What would be the VERY BEST way for me to TRANSITION into my newly adopted off-grid, survivalist, subsistence lifestyle?
I'm thinking that one of those standard U.S. Stove designs might provide just a little too much heat for my needs up in the Copper River Basin region of ALASKA's rural backcountry. Who knows? What are your suggestions for the above described "habitat"? Where can I find the best deals for my 256-square foot space? (Heating/ventilation-wise, we're speaking of subzero temperatures and heavy snowfall, so, I don't believe that "opening a window" is a practical solution for me if it gets too hot and smokey inside my A-frame.)
Plus, I've done the HEATING ESTIMATE for the A-frame I'm going to build and the numbers come out to about a 620,000 btuh (heat loss) for the new dimensions I'm finally settling on: 16'x16'x16' or 256sq.ft.
This calculation is for -50 degrees F with cold floor, ceiling, and glass surfaces taken into account. (Insulation isn't a factor this early in the design.)

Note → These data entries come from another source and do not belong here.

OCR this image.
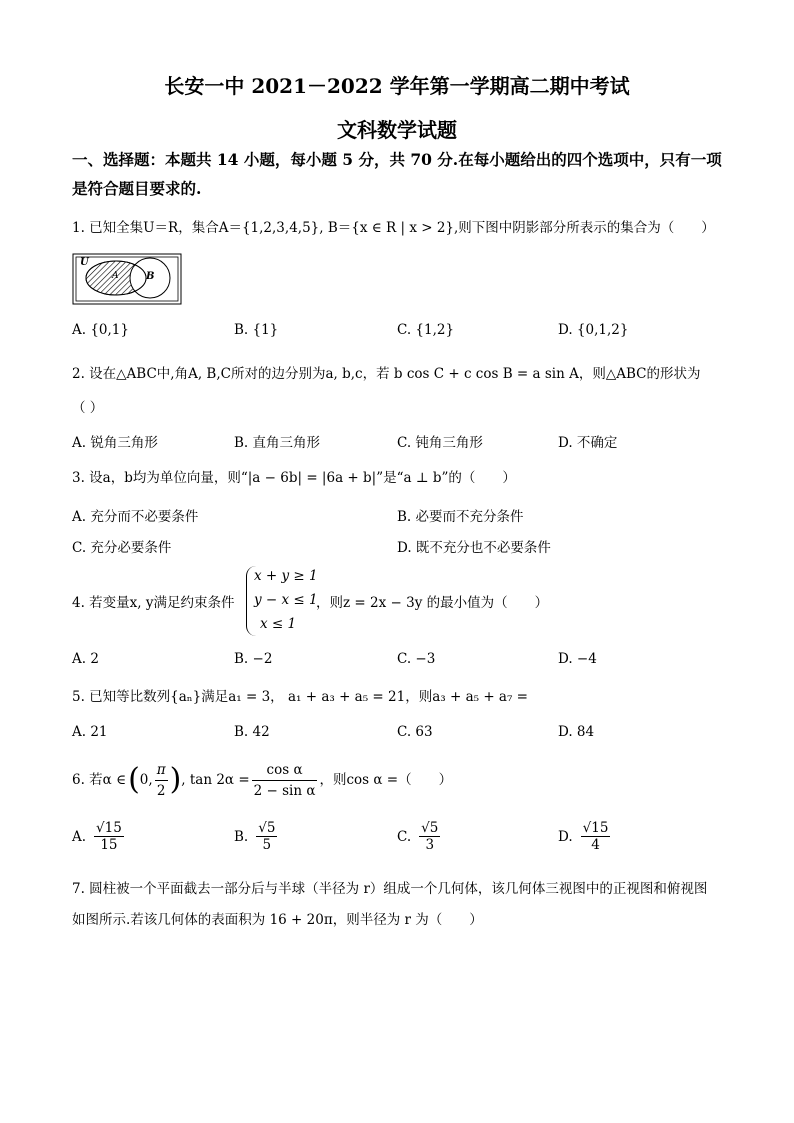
长安一中 2021－2022 学年第一学期高二期中考试
文科数学试题
一、选择题：本题共 14 小题，每小题 5 分，共 70 分.在每小题给出的四个选项中，只有一项
是符合题目要求的.
1. 已知全集U＝R，集合A＝{1,2,3,4,5}, B＝{x ∈ R | x > 2},则下图中阴影部分所表示的集合为（　　）
U
A	B
A. {0,1}	B. {1}	C. {1,2}	D. {0,1,2}
2. 设在△ABC中,角A, B,C所对的边分别为a, b,c，若 b cos C + c cos B = a sin A，则△ABC的形状为
（ ）
A. 锐角三角形	B. 直角三角形	C. 钝角三角形	D. 不确定
3. 设a，b均为单位向量，则“|a − 6b| = |6a + b|”是“a ⊥ b”的（　　）
A. 充分而不必要条件	B. 必要而不充分条件
C. 充分必要条件	D. 既不充分也不必要条件
4. 若变量x, y满足约束条件
x + y ≥ 1
y − x ≤ 1
x ≤ 1
，则z = 2x − 3y 的最小值为（　　）
A. 2	B. −2	C. −3	D. −4
5. 已知等比数列{aₙ}满足a₁ = 3， a₁ + a₃ + a₅ = 21，则a₃ + a₅ + a₇ =
A. 21	B. 42	C. 63	D. 84
6. 若α ∈ ( 0, $\frac{\pi}{2}$ ) , $\tan 2\alpha = \frac{\text{cos α}}{\text{2 − sin α}}$ ，则cos α =（　　）
A. $\frac{√15}{15}$	B. $\frac{√5}{5}$	C. $\frac{√5}{3}$	D. $\frac{√15}{4}$
7. 圆柱被一个平面截去一部分后与半球（半径为 r）组成一个几何体，该几何体三视图中的正视图和俯视图
如图所示.若该几何体的表面积为 16 + 20π，则半径为 r 为（　　）
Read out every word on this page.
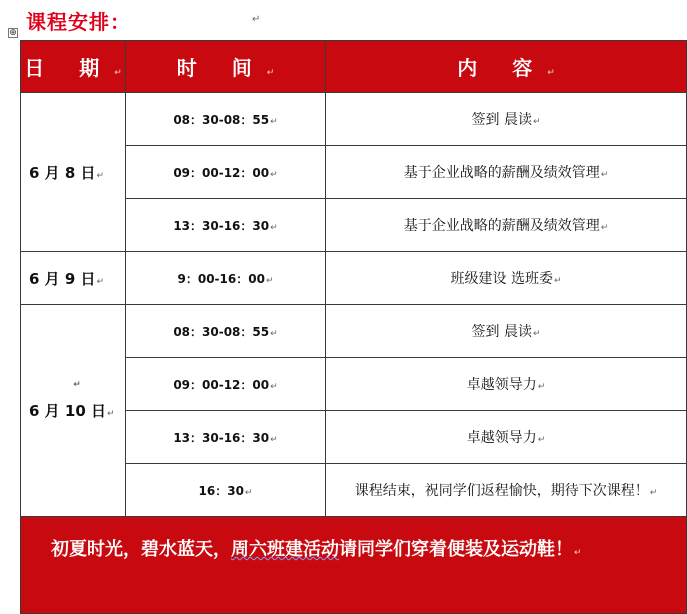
课程安排：	↵
⊕
日 期↵	时 间↵	内 容↵
6 月 8 日↵	08：30-08：55↵	签到 晨读↵
	09：00-12：00↵	基于企业战略的薪酬及绩效管理↵
	13：30-16：30↵	基于企业战略的薪酬及绩效管理↵
6 月 9 日↵	9：00-16：00↵	班级建设 选班委↵

↵
6 月 10 日↵	08：30-08：55↵	签到 晨读↵
	09：00-12：00↵	卓越领导力↵
	13：30-16：30↵	卓越领导力↵
	16：30↵	课程结束，祝同学们返程愉快，期待下次课程！↵
初夏时光，碧水蓝天，周六班建活动请同学们穿着便装及运动鞋！↵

"Wow!" I thought at first. "A 620,000 btuh HEAT LOSS! I reckon you can never have too much stove even for an A-frame design." (Being that A-frame cabins retain heat so well, and that my sleeping loft may get really HOT in the Winter, this was a preliminary concern.)
(4) 8"- diameter cardboard cylindrical concrete forms for pin-point piers;
(4) 84" reinforcement rods for pin-point concrete forms;
(16) Bricks for base of footing;
(24) Layout stakes;
(8) 5' batter boards;
(1) Spool of wire for joining the two 14" reinforcement rods for each footing base;
(1) Spool of line for marking building layout lines;
(?) Bags of cement;
(?) Bags of gravel;
(?) Bags of sand...
*A few questions about the amount of concrete needed for the four footings and the four concrete piers: "How much concrete will be needed for four 8"-deep concrete footings poured into four 16"-diameter, 44"-deep holes with each containing four bricks and the four reinforcement rod supports? How much concrete will be needed to fill four 8"-diameter pin-point concrete pier forms to an estimated height of about 80"-inches? How many total bags of cement, gravel and sand (aggregate) will my foundation require? Most importantly, how much will it all cost?"
A-Frame Structural Triangle (Theoretical Dimensions):
Sides = 16'
Base = 16'
Angles opposite sides = 60 degrees
Angle opposite base = 60 degrees
Area = 110.85125168441 sq. ft.
Perimeter = 48 ft.
(2) 2"x 10"x 16' girders;
(12) 2"x 6"x 12' rafters;
(6) 2"x 6"x 8' joists;
(4) 2"x 4"x 4' collar beams;
(10) 4'x 4' plywood sheets for subflooring;
(2) 16' framing braces for structural support against wind damage;
(?) 3200-square feet of roof/wall sheathing material for exterior surface areas...
*A few questions about the amount of roof/wall sheathing material needed to cover the 3200-square foot exterior surface area: "How much exterior sheathing will I need? How much will it cost? I understand that metal sheathing is preferred in the Copper River Basin region for its snow-shedding ability, so, given everything I've just said, what are my options for the A-frame I recently designed?"
My total approach to this whole subsistence lifestyle (i.e. living off the land within a small, confined space) is probably all wrong.
I understand that I might need to change my complete "mindset" and adopt a sort of NAUTICAL (or MARITIME) theme with my decor, furnishings and appliances.
Since I'm really getting into boats anyway (my one chosen option for escaping the bitterly harsh winters of ALASKA's COPPER RIVER BASIN if all else fails), I feel that marine stoves, composting toilets, and an overall nautical aspect in the "finish work" might help me cope since sailboat cabins tend to be tiny, and I may need to transplant a lot of what I have to my seagoing vessel, "Vera Essie".